PEKANBARU, BABEMOI | Aktivis pemerhati hukum dan HAM, M. Rizki, mengkritisi adanya (dugaan) pertemuan atau kongkow-kongkow antara terlapor kasus dugaan pemalsuan dan kekerasan dalam rumah tangga (KDRT) Sahala Sitompul didampingi pengacaranya Hesron Sitepu, dengan Direktur Reserse Kriminal Umum (Dirkrimum) Kombes Asep dan Kapolda Riau Irjen Herimen.
Rizki menilai pertemuan itu sangat tidak etis, dan hal itu mencederai proses penegakan hukum yang adil.
Menurut Rizki, aparat penegak hukum (APH) tidak sewajarnya bertemu dengan pihak yang sedang berperkara, apalagi seseorang yang sudah berstatus sebagai terlapor.
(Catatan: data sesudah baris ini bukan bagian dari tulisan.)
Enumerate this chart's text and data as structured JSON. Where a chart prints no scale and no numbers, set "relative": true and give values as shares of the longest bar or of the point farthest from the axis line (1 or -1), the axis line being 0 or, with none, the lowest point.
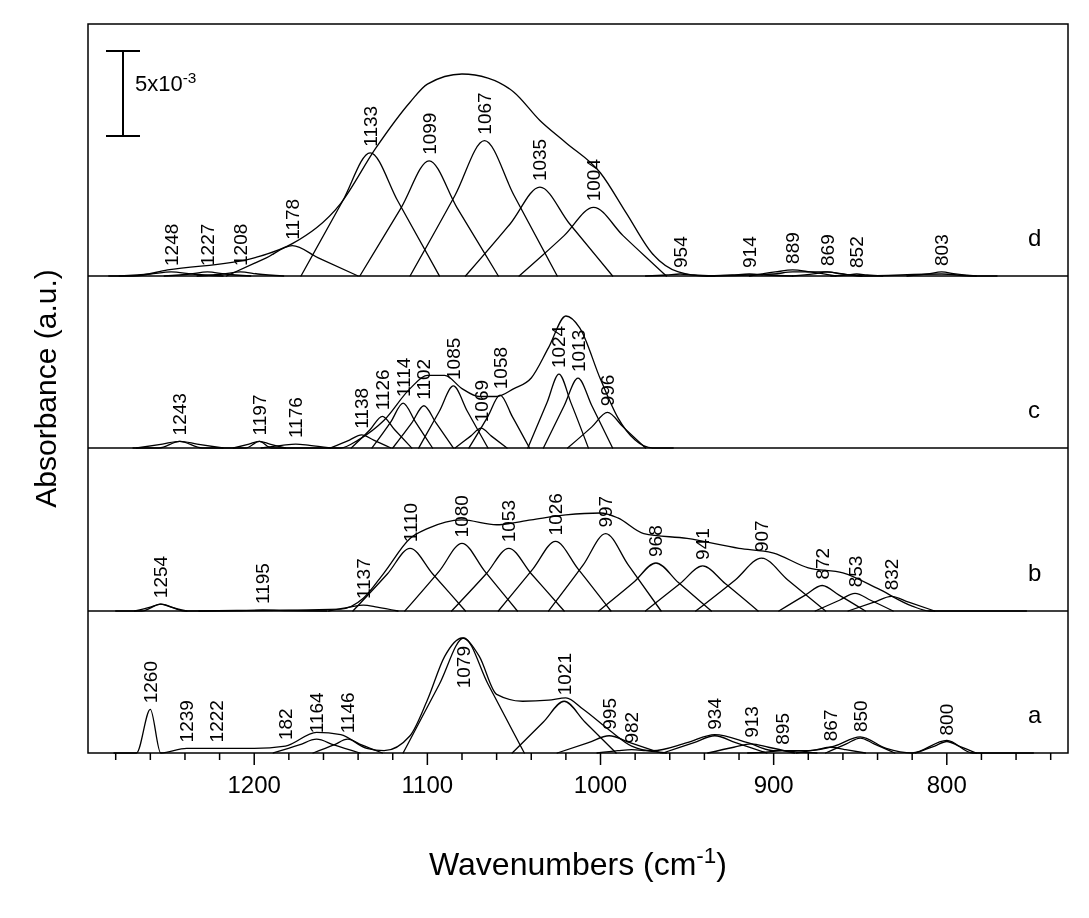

Hal ini dapat memicu persepsi negatif di masyarakat.
“Ini jelas mencoreng prinsip netralitas penegakan hukum,” kata ujar Rizki dalam keterangan rilis media yang diterima liranews.com, Sabtu (5/7/2025).
“Tidak seharusnya APH menjalin komunikasi atau bahkan membangun kedekatan dengan pihak yang sedang berperkara, apalagi statusnya sebagai terlapor dalam kasus pemalsuan dan KDRT. Ini berpotensi mengganggu objektivitas proses hukum,” lanjut Rizki.

Ia pun mengaku khawatir pertemuan petinggi Polda Riau dengan pihak berperkara bisa menurunkan kepercayaan masyarakat terhadap institusi kepolisian, khususnya di wilayah Polda Riau.
Karena itu, Rizki mendesak agar Propam segera turun tangan untuk melakukan klarifikasi dan pemeriksaan internal terkait pertemuan tersebut.
“Jika dibiarkan, hal ini akan menjadi preseden buruk bagi penegakan hukum di tanah air. Semua pihak harus diperlakukan sama di mata hukum, tanpa ada pengecualian,” tutup Rizki.